Optimization is possible only if the body of the loop does not belong to the loop variable. In this case, if the lower bound of the loop is zero, then the compiler will change the loop.
If the loop variable never refers to the loop body, then the compiler is justified in the implementation of the loop, but like it. All that needs to be done is to execute the body of the cycle as many times as specified by the boundaries of the cycle. In fact, the compiler would be perfectly justified in optimizing the scrolling of the loop variable.
Consider this program:
{$APPTYPE CONSOLE} procedure Test1; var i: Integer; begin for i := 0 to 11 do Writeln(0); end; procedure Test2; var i: Integer; begin for i := 0 to 11 do Writeln(i); end; begin Test1; Test2; end.
The body of Test1 compiled into this code by XE7, a 32-bit Windows compiler, with release options:
Project1.dpr.9: for i: = 0 to 11 do
00405249 BB0C000000 mov ebx, $ 0000000c
Project1.dpr.10: Writeln (0);
0040524E A114784000 mov eax, [$ 00407814]
00405253 33D2 xor edx, edx
00405255 E8FAE4FFFF call @ Write0Long
0040525A E8D5E7FFFF call @WriteLn
0040525F E800DBFFFF call @_IOTest
Project1.dpr.9: for i: = 0 to 11 do
00405264 4B dec ebx
00405265 75E7 jnz $ 0040524e
The compiler starts the loop down, which is evident from the use of dec . Note that the loop completion test is performed using jnz without the need of << 24>. This is because dec performs an implicit comparison with zero.
The documentation for dec states the following:
Flags Affected
CF flag is not affected. The flags OF, SF, ZF, AF and PF are set according to the result.
The ZF flag is set if and only if the result of the dec command is zero. And ZF determines if jnz .
Code emitted for Test2 :
Project1.dpr.17: for i: = 0 to 11 do
0040526D 33DB xor ebx, ebx
Project1.dpr.18: Writeln (i);
0040526F A114784000 mov eax, [$ 00407814]
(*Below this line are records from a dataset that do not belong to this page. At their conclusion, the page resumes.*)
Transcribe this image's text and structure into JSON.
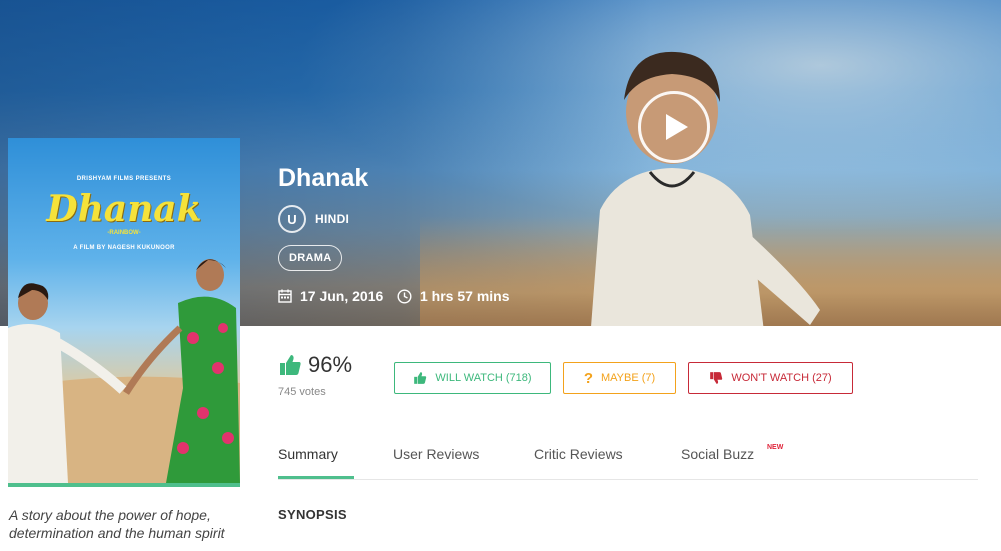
{
  "movie": {
    "title": "Dhanak",
    "certificate": "U",
    "language": "HINDI",
    "genre": "DRAMA",
    "release_date": "17 Jun, 2016",
    "duration": "1 hrs 57 mins",
    "tagline": "A story about the power of hope, determination and the human spirit"
  },
  "poster": {
    "presents": "DRISHYAM FILMS PRESENTS",
    "logo_text": "Dhanak",
    "subtitle": "-RAINBOW-",
    "director_line": "A FILM BY NAGESH KUKUNOOR"
  },
  "rating": {
    "percent": "96%",
    "votes": "745 votes"
  },
  "actions": {
    "will_watch": "WILL WATCH (718)",
    "maybe": "MAYBE (7)",
    "wont_watch": "WON'T WATCH (27)"
  },
  "tabs": {
    "summary": "Summary",
    "user_reviews": "User Reviews",
    "critic_reviews": "Critic Reviews",
    "social_buzz": "Social Buzz",
    "new_badge": "NEW"
  },
  "sections": {
    "synopsis": "SYNOPSIS"
  },
  "colors": {
    "accent_green": "#4fbf8d",
    "will_watch": "#3db87c",
    "maybe": "#f3a21b",
    "wont_watch": "#c72a38"
  },
  "icons": [
    "play-icon",
    "thumbs-up-icon",
    "thumbs-down-icon",
    "question-icon",
    "calendar-icon",
    "clock-icon"
  ]
}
00405274 8BD3 mov edx, ebx
00405276 E8D9E4FFFF call @ Write0Long
0040527B E8B4E7FFFF call @WriteLn
00405280 E8DFDAFFFF call @_IOTest
00405 285 43 inc ebx
Project1.dpr.17: for i: = 0 to 11 do
00405286 83FB0C cmp ebx, $ 0c
00405289 75E4 jnz $ 0040526f
Notice that the loop variable is increasing, and now we have an additional cmp command that runs on each iteration of the loop.
It may be interesting to note that the 64-bit Windows compiler does not include this optimization. For Test1 it produces this:
Project1.dpr.9: for i: = 0 to 11 do
00000000004083A5 4833DB xor rbx, rbx
Project1.dpr.10: Writeln (0);
00000000004083A8 488B0D01220000 mov rcx, [rel $ 00002201]
00000000004083AF 4833D2 xor rdx, rdx
00000000004083B2 E839C3FFFF call @ Write0Long
00000000004083B7 4889C1 mov rcx, rax
00000000004083BA E851C7FFFF call @WriteLn
00000000004083BF E86CB4FFFF call @_IOTest
00000000004083C4 83C301 add ebx, $ 01
Project1.dpr.9: for i: = 0 to 11 do
00000000004083C7 83FB0C cmp ebx, $ 0c
00000000004083CA 75DC jnz Test1 + $ 8
I am not sure why this optimization is not implemented in a 64-bit compiler. I suppose that optimization has a negligible effect in real cases, and the designers decided not to waste energy on its implementation for the 64-bit compiler.